Full Extension Words
Okay we’re on a roll here. But don’t get cocky – there are much more complex instruction formats lurking in the m68k ISA. Because… Mode 6 can also be paired with the “Full Extension Word Format”:
As you can see, this one differs from the “Brief Extension Word” format by the 1 bit in bit position 8. We see some similar fields here. There’s the index register (“register”), there’s the D/A and W/L bits, scale. But the 8-bit immediate value has been replaced by a series of flags: BS, IS, BD SIZE, I/IS. “BS” determines if we should suppress the “base register” (the register specified in the first word of the instruction, not an extension word. Usually referred to as “An”). Suppressing something in these calculations means replacing it with
0. “IS” suppresses the index register (the “register” in the extension word). “BD SIZE” determines the number of extension words following this one (the words labeled “base displacement (0, 1, or 2 words)” in the above graphic). “I/IS” and “IS” combined determine the size of the “outer displacement” (how many OD words will follow the extension word and possibly any Base Displacement words). I won’t get into the logic for that, but there’s a nice table in the M68000 Family Programmer’s Reference Manual on page 45 (table 2-2).
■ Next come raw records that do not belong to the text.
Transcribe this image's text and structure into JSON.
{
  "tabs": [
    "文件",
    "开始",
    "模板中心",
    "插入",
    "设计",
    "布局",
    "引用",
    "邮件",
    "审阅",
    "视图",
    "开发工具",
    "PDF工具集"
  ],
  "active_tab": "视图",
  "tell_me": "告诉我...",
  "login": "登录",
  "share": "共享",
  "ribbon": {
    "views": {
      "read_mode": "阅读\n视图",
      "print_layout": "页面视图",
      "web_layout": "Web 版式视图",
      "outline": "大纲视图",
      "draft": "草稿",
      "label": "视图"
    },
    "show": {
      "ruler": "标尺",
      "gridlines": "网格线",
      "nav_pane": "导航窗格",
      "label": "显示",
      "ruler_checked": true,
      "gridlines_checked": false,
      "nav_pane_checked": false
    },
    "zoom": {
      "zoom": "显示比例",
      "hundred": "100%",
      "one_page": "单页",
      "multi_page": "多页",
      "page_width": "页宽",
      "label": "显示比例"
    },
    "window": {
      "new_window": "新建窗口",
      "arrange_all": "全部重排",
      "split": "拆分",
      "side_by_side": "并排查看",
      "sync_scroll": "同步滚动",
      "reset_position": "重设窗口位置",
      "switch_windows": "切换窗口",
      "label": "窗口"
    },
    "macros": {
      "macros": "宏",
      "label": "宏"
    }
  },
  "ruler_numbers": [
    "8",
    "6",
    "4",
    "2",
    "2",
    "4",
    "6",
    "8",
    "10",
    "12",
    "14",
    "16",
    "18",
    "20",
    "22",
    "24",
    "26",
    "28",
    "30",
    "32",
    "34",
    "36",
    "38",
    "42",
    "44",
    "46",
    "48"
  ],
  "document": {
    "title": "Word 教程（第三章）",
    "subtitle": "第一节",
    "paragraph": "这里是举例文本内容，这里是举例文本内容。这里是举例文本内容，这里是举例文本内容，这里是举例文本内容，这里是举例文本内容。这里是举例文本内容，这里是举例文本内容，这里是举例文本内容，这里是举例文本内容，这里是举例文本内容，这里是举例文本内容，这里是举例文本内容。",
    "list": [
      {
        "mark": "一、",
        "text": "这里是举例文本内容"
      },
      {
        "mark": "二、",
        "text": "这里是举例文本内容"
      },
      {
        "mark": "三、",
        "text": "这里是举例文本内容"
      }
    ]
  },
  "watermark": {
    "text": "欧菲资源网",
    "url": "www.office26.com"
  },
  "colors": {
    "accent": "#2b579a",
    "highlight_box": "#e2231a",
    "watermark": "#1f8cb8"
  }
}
Let’s look at an example of doing an AND operation using this instruction format! Let’s say you get the instruction “
0xC030 0x5567 0x000C 0x0004“. We can translate that to “
EA AND D0 -> D0, where
EA = Take the contents of the
A0 register, add the base displacement (1 word, value = 12), use that value as a pointer to fetch a long from memory, add the contents of register A1 to that (scaled by 1x), then add the outer displacement (1 word, value = 4), then use that value as a pointer to fetch a byte from memory. That’s the result. Store it in
So the 68000 is a mess, at least when it comes to addressing modes. And on top of that, the documentation is terrible. Motorola’s normally awesome writing style just fell apart about the time the 68020 came out, and a bunch of new addressing modes were added.
It’s funny, people who wrote 68000 assembly back in the day speak favorably about it, and they seem to prefer it to the Intel 8086. But even the 68020 was starting to show that CISC always leads to a convoluted assembly programming model.